Külliyede çok iyi tasarlanmış ve iyi düzenlenmiş bir şifahane olduğunu ifade eden Tabakoğlu, "Hemen yanında bir medresesi var, hamamı var. Bu tesise yakından baktığınızda poliklinik hizmeti ve yatan hasta hizmeti olduğunu görüyorsunuz." diye konuştu.
Sultan 2. Bayezid Külliyesi'nin mimarisinin de mükemmelliğe ulaştığını ifade eden Tabakoğlu, şunları kaydetti:
"Koku, müzik tedavilerinin verildiğini ve yiyeceklerle özel tedavi metodlarının geliştirildiğini, şifalı bitkilerin tedavide kullanıldığını görürüz.

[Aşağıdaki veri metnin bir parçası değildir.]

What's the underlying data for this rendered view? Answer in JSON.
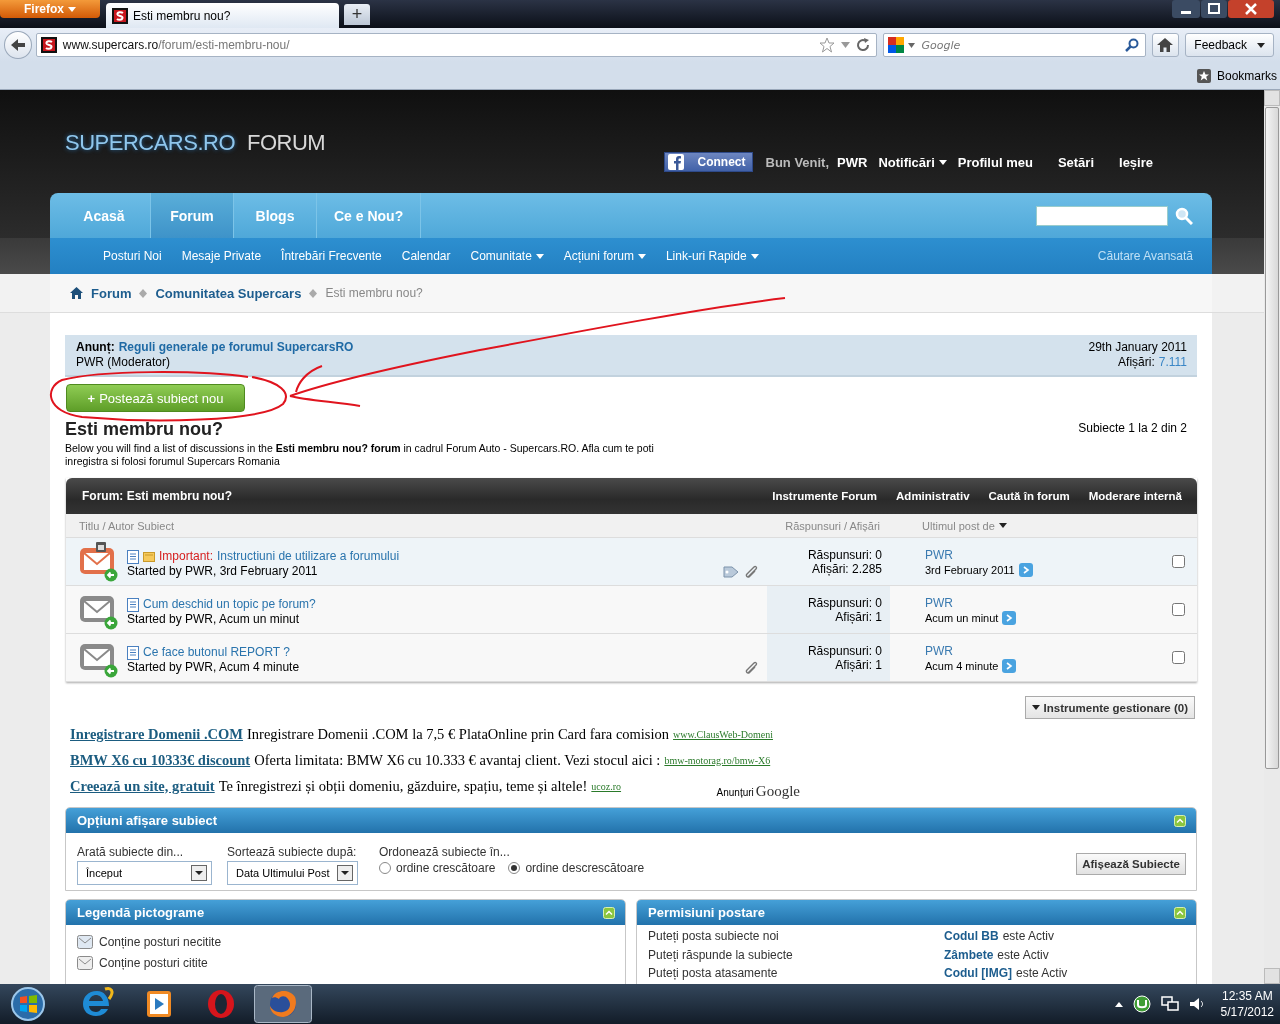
{
  "browser": {
    "menu_button": "Firefox",
    "tabs": [
      {
        "title": "Esti membru nou?",
        "selected": true
      }
    ],
    "new_tab": "+",
    "url": {
      "host": "www.supercars.ro",
      "path": "/forum/esti-membru-nou/"
    },
    "search": {
      "placeholder": "Google"
    },
    "feedback": "Feedback",
    "bookmarks": "Bookmarks"
  },
  "header": {
    "logo_main": "SUPERCARS.RO",
    "logo_sub": "FORUM",
    "connect": "Connect",
    "welcome": "Bun Venit,",
    "user": "PWR",
    "links": [
      {
        "label": "Notificări",
        "dropdown": true
      },
      {
        "label": "Profilul meu",
        "dropdown": false
      },
      {
        "label": "Setări",
        "dropdown": false
      },
      {
        "label": "Ieșire",
        "dropdown": false
      }
    ]
  },
  "main_tabs": [
    {
      "label": "Acasă",
      "selected": false
    },
    {
      "label": "Forum",
      "selected": true
    },
    {
      "label": "Blogs",
      "selected": false
    },
    {
      "label": "Ce e Nou?",
      "selected": false
    }
  ],
  "sub_nav": [
    {
      "label": "Posturi Noi",
      "dropdown": false
    },
    {
      "label": "Mesaje Private",
      "dropdown": false
    },
    {
      "label": "Întrebări Frecvente",
      "dropdown": false
    },
    {
      "label": "Calendar",
      "dropdown": false
    },
    {
      "label": "Comunitate",
      "dropdown": true
    },
    {
      "label": "Acțiuni forum",
      "dropdown": true
    },
    {
      "label": "Link-uri Rapide",
      "dropdown": true
    }
  ],
  "advanced_search": "Căutare Avansată",
  "breadcrumb": [
    {
      "label": "Forum",
      "current": false
    },
    {
      "label": "Comunitatea Supercars",
      "current": false
    },
    {
      "label": "Esti membru nou?",
      "current": true
    }
  ],
  "announcement": {
    "label": "Anunț:",
    "title": "Reguli generale pe forumul SupercarsRO",
    "author": "PWR (Moderator)",
    "date": "29th January 2011",
    "views_label": "Afișări:",
    "views": "7.111"
  },
  "new_topic": {
    "icon": "+",
    "label": "Postează subiect nou"
  },
  "forum": {
    "title": "Esti membru nou?",
    "pagination": "Subiecte 1 la 2 din 2",
    "description": "Below you will find a list of discussions in the **Esti membru nou? forum** in cadrul Forum Auto - Supercars.RO. Afla cum te poti inregistra si folosi forumul Supercars Romania"
  },
  "thread_table": {
    "title": "Forum: Esti membru nou?",
    "tools": [
      "Instrumente Forum",
      "Administrativ",
      "Caută în forum",
      "Moderare internă"
    ],
    "columns": [
      "Titlu / Autor Subiect",
      "Răspunsuri / Afișări",
      "Ultimul post de"
    ],
    "rows": [
      {
        "kind": "sticky",
        "prefix": "Important:",
        "title": "Instructiuni de utilizare a forumului",
        "started": "Started by PWR, 3rd February 2011",
        "replies": "Răspunsuri: 0",
        "views": "Afișări: 2.285",
        "last_user": "PWR",
        "last_time": "3rd February 2011",
        "tagged": true,
        "attachment": true,
        "checked": false
      },
      {
        "kind": "normal",
        "title": "Cum deschid un topic pe forum?",
        "started": "Started by PWR, Acum un minut",
        "replies": "Răspunsuri: 0",
        "views": "Afișări: 1",
        "last_user": "PWR",
        "last_time": "Acum un minut",
        "tagged": false,
        "attachment": false,
        "checked": false
      },
      {
        "kind": "normal",
        "title": "Ce face butonul REPORT ?",
        "started": "Started by PWR, Acum 4 minute",
        "replies": "Răspunsuri: 0",
        "views": "Afișări: 1",
        "last_user": "PWR",
        "last_time": "Acum 4 minute",
        "tagged": false,
        "attachment": true,
        "checked": false
      }
    ]
  },
  "manage_button": "Instrumente gestionare (0)",
  "ads": [
    {
      "title": "Inregistrare Domenii .COM",
      "text": "Inregistrare Domenii .COM la 7,5 € PlataOnline prin Card fara comision",
      "url": "www.ClausWeb-Domeni"
    },
    {
      "title": "BMW X6 cu 10333€ discount",
      "text": "Oferta limitata: BMW X6 cu 10.333 € avantaj client. Vezi stocul aici :",
      "url": "bmw-motorag.ro/bmw-X6"
    },
    {
      "title": "Creează un site, gratuit",
      "text": "Te înregistrezi și obții domeniu, găzduire, spațiu, teme și altele!",
      "url": "ucoz.ro"
    }
  ],
  "ads_label": "Anunțuri",
  "ads_brand": "Google",
  "display_options": {
    "title": "Opțiuni afișare subiect",
    "fields": [
      {
        "label": "Arată subiecte din...",
        "value": "Început"
      },
      {
        "label": "Sortează subiecte după:",
        "value": "Data Ultimului Post"
      }
    ],
    "order_label": "Ordonează subiecte în...",
    "order": [
      {
        "label": "ordine crescătoare",
        "selected": false
      },
      {
        "label": "ordine descrescătoare",
        "selected": true
      }
    ],
    "submit": "Afișează Subiecte"
  },
  "legend": {
    "title": "Legendă pictograme",
    "items": [
      "Conține posturi necitite",
      "Conține posturi citite"
    ]
  },
  "permissions": {
    "title": "Permisiuni postare",
    "items": [
      "Puteți posta subiecte noi",
      "Puteți răspunde la subiecte",
      "Puteți posta atasamente"
    ],
    "settings": [
      {
        "name": "Codul BB",
        "status": "este Activ"
      },
      {
        "name": "Zâmbete",
        "status": "este Activ"
      },
      {
        "name": "Codul [IMG]",
        "status": "este Activ"
      }
    ]
  },
  "annotation": {
    "kind": "circle-arrow"
  },
  "taskbar": {
    "apps": [
      {
        "kind": "ie",
        "active": false
      },
      {
        "kind": "media",
        "active": false
      },
      {
        "kind": "opera",
        "active": false
      },
      {
        "kind": "firefox",
        "active": true
      }
    ],
    "time": "12:35 AM",
    "date": "5/17/2012"
  }
}
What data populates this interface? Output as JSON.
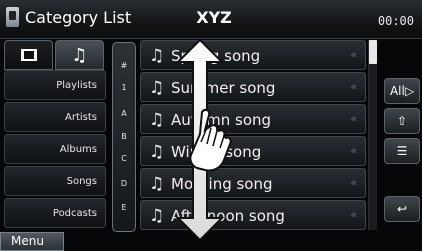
{
  "header": {
    "title": "Category List",
    "center_title": "XYZ",
    "clock": "00:00",
    "icon": "media-device-icon"
  },
  "mode_tabs": [
    {
      "name": "video-tab",
      "icon": "film-icon"
    },
    {
      "name": "music-tab",
      "icon": "music-note-icon"
    }
  ],
  "categories": [
    "Playlists",
    "Artists",
    "Albums",
    "Songs",
    "Podcasts"
  ],
  "alpha_index": [
    "#",
    "1",
    "A",
    "B",
    "C",
    "D",
    "E"
  ],
  "songs": [
    "Spring song",
    "Summer song",
    "Autumn song",
    "Winter song",
    "Morning song",
    "Afternoon song"
  ],
  "right_buttons": {
    "all": "All",
    "icon_2": "multi-level-icon",
    "icon_3": "search-list-icon",
    "back": "back-arrow-icon"
  },
  "footer": {
    "menu": "Menu"
  },
  "gesture": {
    "hint": "scroll-gesture"
  }
}
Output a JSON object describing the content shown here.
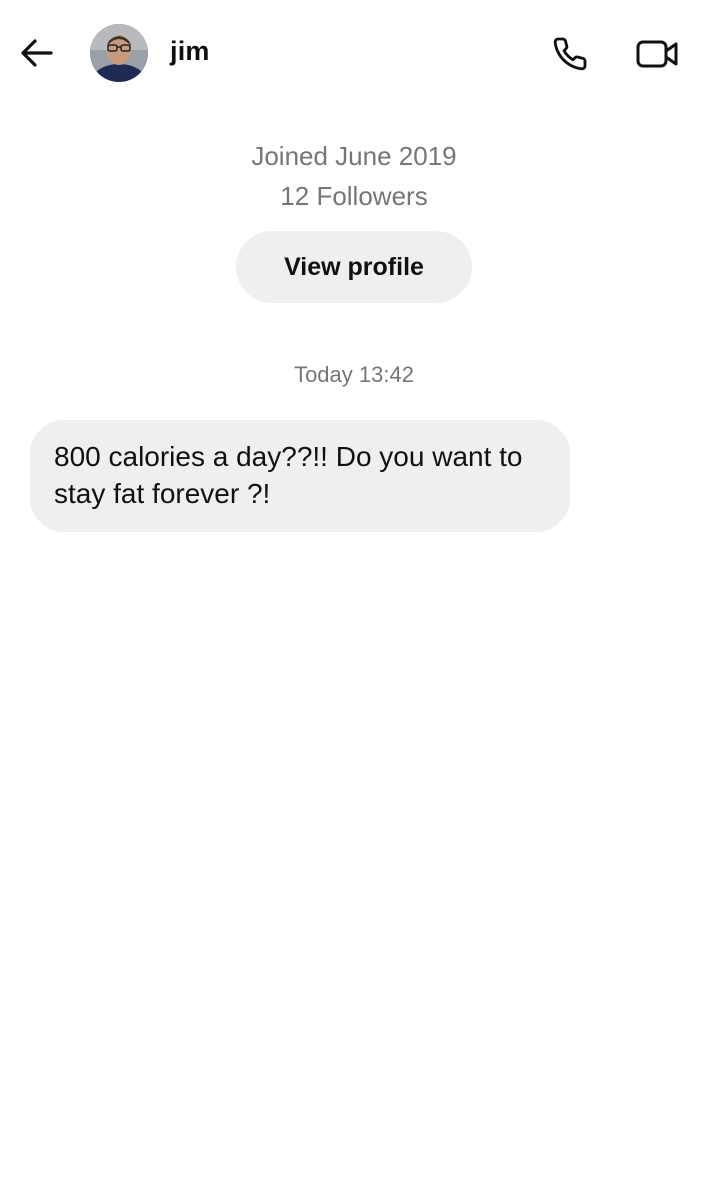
{
  "header": {
    "username": "jim",
    "icons": {
      "back": "arrow-left-icon",
      "call": "phone-icon",
      "video": "video-camera-icon"
    }
  },
  "profile": {
    "joined": "Joined June 2019",
    "followers": "12 Followers",
    "view_profile_label": "View profile"
  },
  "conversation": {
    "timestamp": "Today 13:42",
    "messages": [
      {
        "sender": "jim",
        "text": "800 calories a day??!! Do you want to stay fat forever ?!"
      }
    ]
  },
  "colors": {
    "bubble_bg": "#efefef",
    "secondary_text": "#767676",
    "primary_text": "#111111"
  }
}
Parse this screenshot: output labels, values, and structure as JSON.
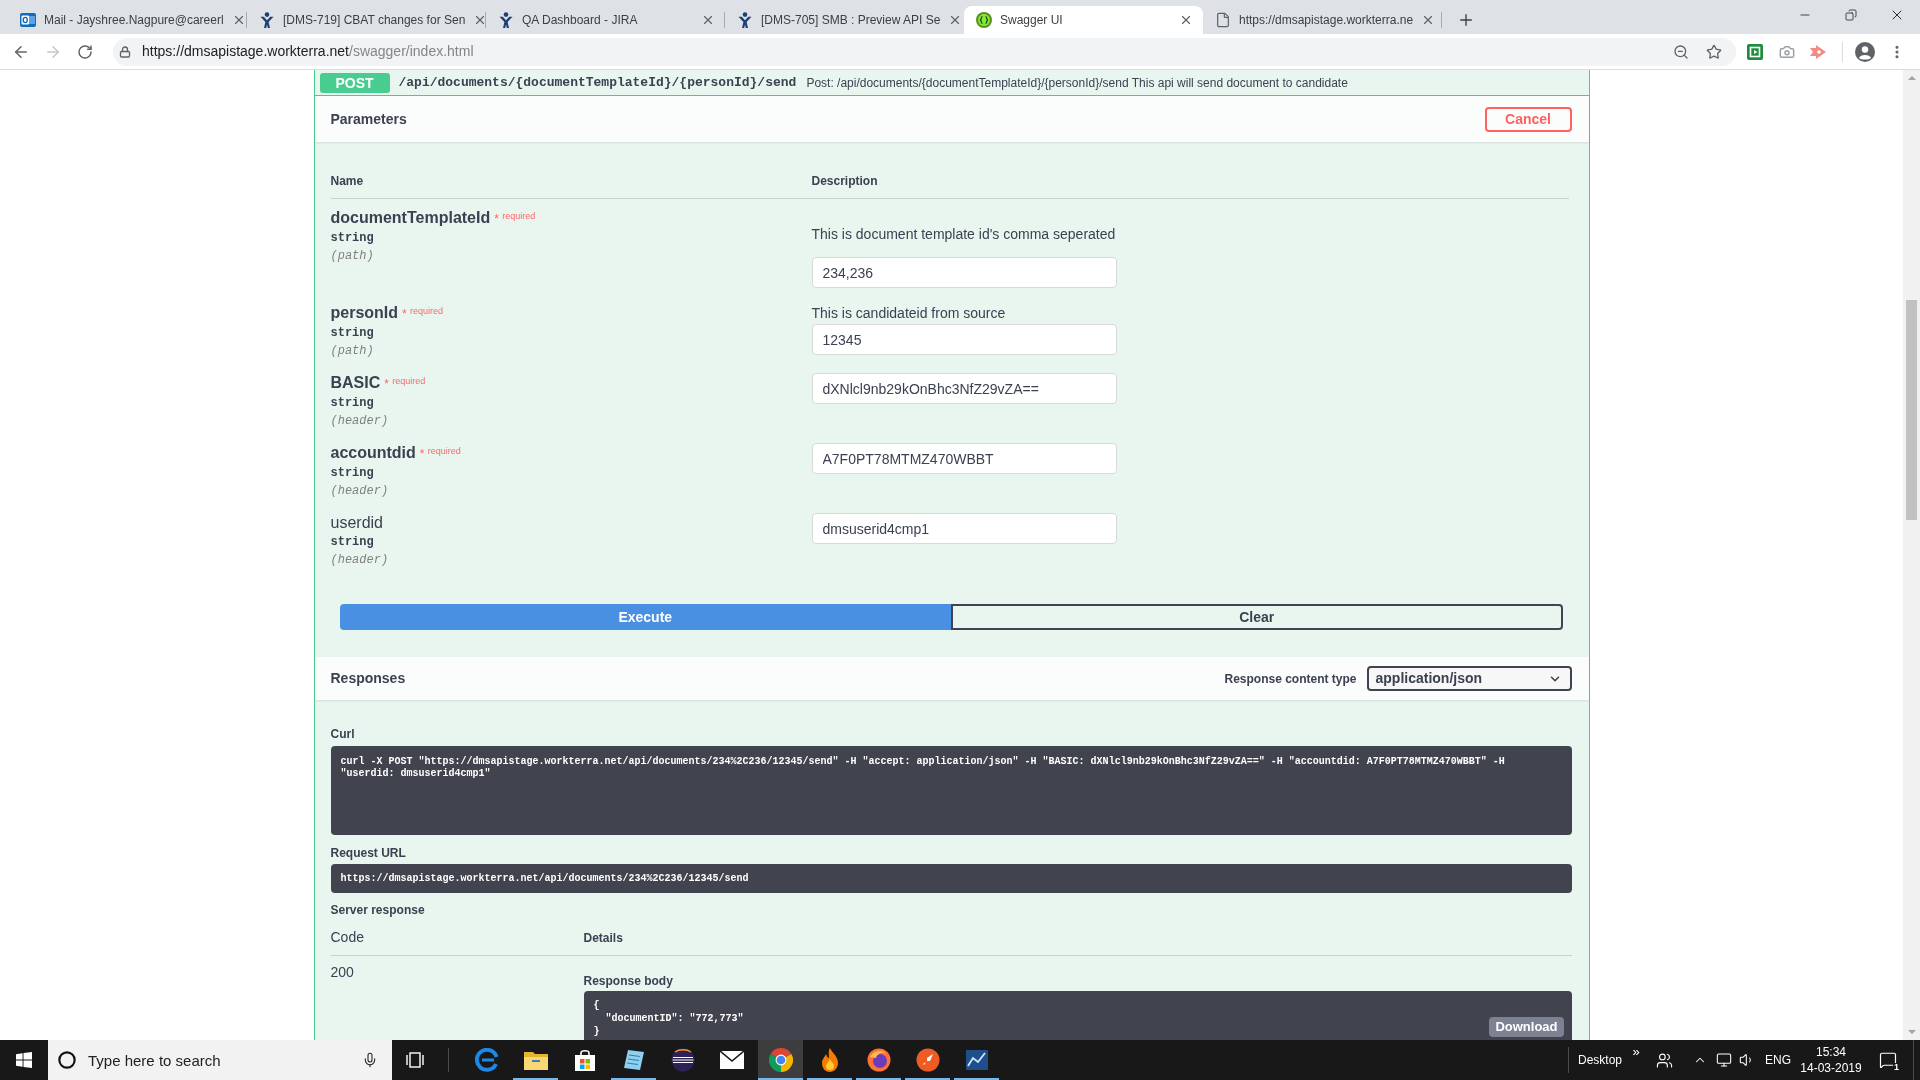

Zamanının çok ilerisinde, o dönemin en güzel, en ileri tıbbının kullanıldığı merkez olarak karşımıza çıkıyor. O dönem ki Avrupa'nın Ortaçağı yaşadığı, 'içine şeytan girdi' diye insanların yakıldığı bir dönem. Burası ise bilimsel olarak tıbbın en iyi şekilde uygulandığı bir alan. Osmanlının son dönemleriyle bu bölge zarar görüyor. Balkan Savaşlarından sonra faaliyetini kaybediyor. 1978'de bir yıkıntı halindeyken Trakya Üniversitesi bu yapıyı bünyesine alıyor. 1986'da hızlı bir restorasyon süreciyle restore ediliyor. Bu yapının tıp tarihi açısından önemi bilindiğinden buraya bir tıp müzesi uygulanıyor. Bu müze kendini geliştiriyor ve yeniliyor ve müzeye birbiri ardına ödüller geliyor. Sultan II. Bayezid Külliyesi, en iyi sunum ödülü, Avrupa en iyi müze ödülü alıyor, tabi bu süreç gittikçe ilerliyor ve en sonunda da UNESCO Dünya Mirası Listesine giriyor. UNESCO'dan sonra müzenin uluslararası ziyaretçilerinde artış oldu. Bizim yıllık 350 ile başladığımız bu yolculuk, şimdi günde 7 bin insanın ziyaret ettiği bir noktaya geldi. Japonya, Güney Amerika, Gürcistan gibi hiç ummadığımız yerlerden ziyaretçi alıyoruz."